I have been told that insurers already refer to the consumption obligation in their correspondence with companies, asking what is being done at the company level to ensure that these proposals will be immersed in the company, in particular around the proposed emphasis on the continued provision of advice and maintaining consumers will be adequately served in the future.
You can understand the insurer’s reason for this – they want to be sure companies won’t be hit by a wide range of potential complaints years after advice has been provided, and there’s a real need for debate here as to the extent to which a company may be responsible for events in a client’s life that could not be perceived at the time of the advice.
In my opinion, this is difficult ground. Again, you can understand why the regulator would want to keep companies on a leash for “future customer events” because it gives them a permanent entity to complain against.
But, from my perspective, companies can only provide advice based on their client’s needs and circumstances at that particular time, and if they change drastically at a later date, then it seems entirely unfair that the advisor/company should be held responsible for this.
Of course, advisors should point out what the responsibilities of the stock release product are and what that might mean in the future, but again, that doesn’t mean that advisors should be expected to be clairvoyants or soothsayers. regarding their client’s future.
However, from an IP perspective, this appears to be a direction of travel that is being followed, with companies potentially having to guess what might happen in the future and how they would react, in order to ensure the coverage they don’t. can’t afford. to live without.
For individual advisors and businesses, the ability to show the robustness and quality of your systems and processes, and how up-to-date you are with upcoming regulatory changes, will be crucial here.

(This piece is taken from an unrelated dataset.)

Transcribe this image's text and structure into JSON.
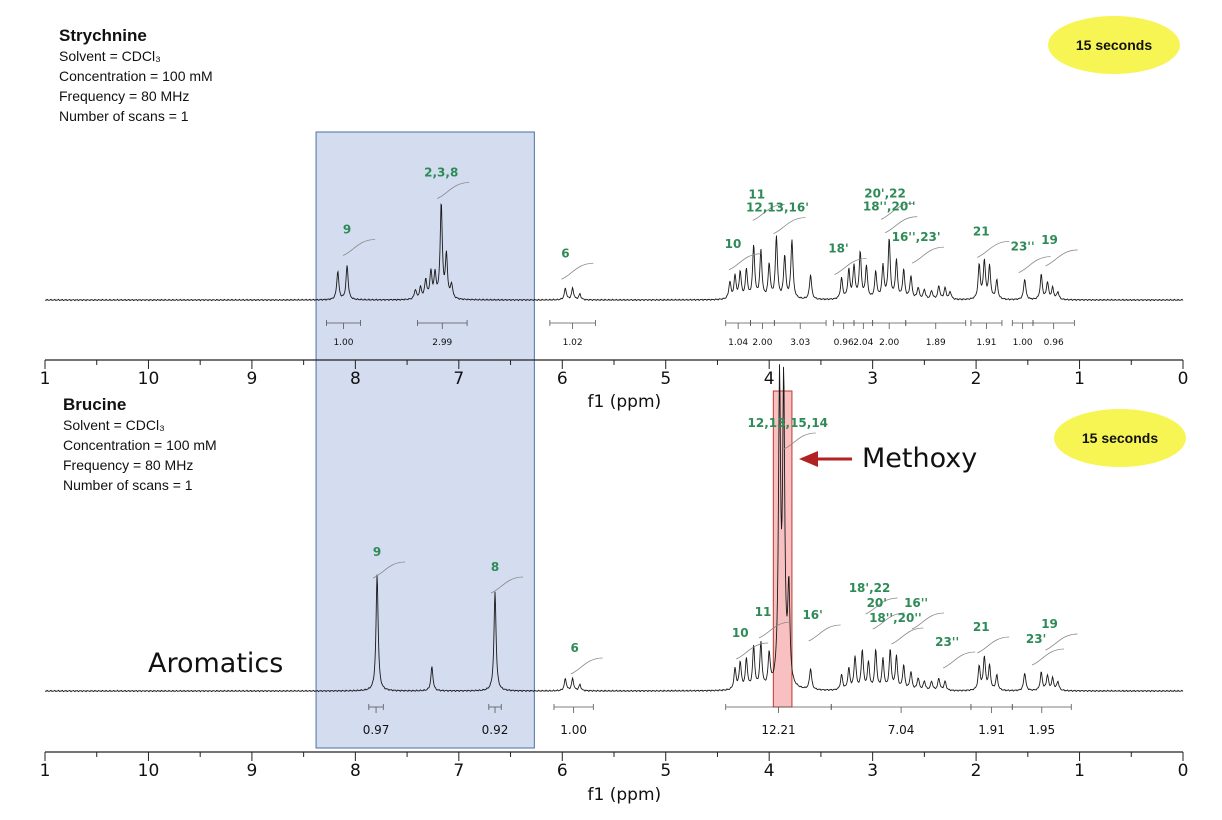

The Equity Release Council will soon be launching its new standards, and I urge all member firms to take advantage of them, as they will no doubt be useful in showing what you are doing to mitigate risk. We will be hosting a webinar on the new standards, which I again invite you to attend to see what they are and how companies can seamlessly integrate them into their business.
Standards tend to go beyond what is required at the regulatory level, and just showing that you are on the Board can be a positive tick in the box in terms of what insurers want to see.
However, it is undeniable that the costs of IP cover continue to rise – there is often a limited pool of cover to be had, and the companies that can prove they operate to the highest standards will be the ones to secure this. will be (hopefully) a competitive and sustainable bounty level.
You may feel like you have to jump through hurdles, but unfortunately that’s the nature of our market, and since this is a non-negotiable item, the consequences of not getting coverage are not not worth considering. Put yourself in the best position to make sure this never happens.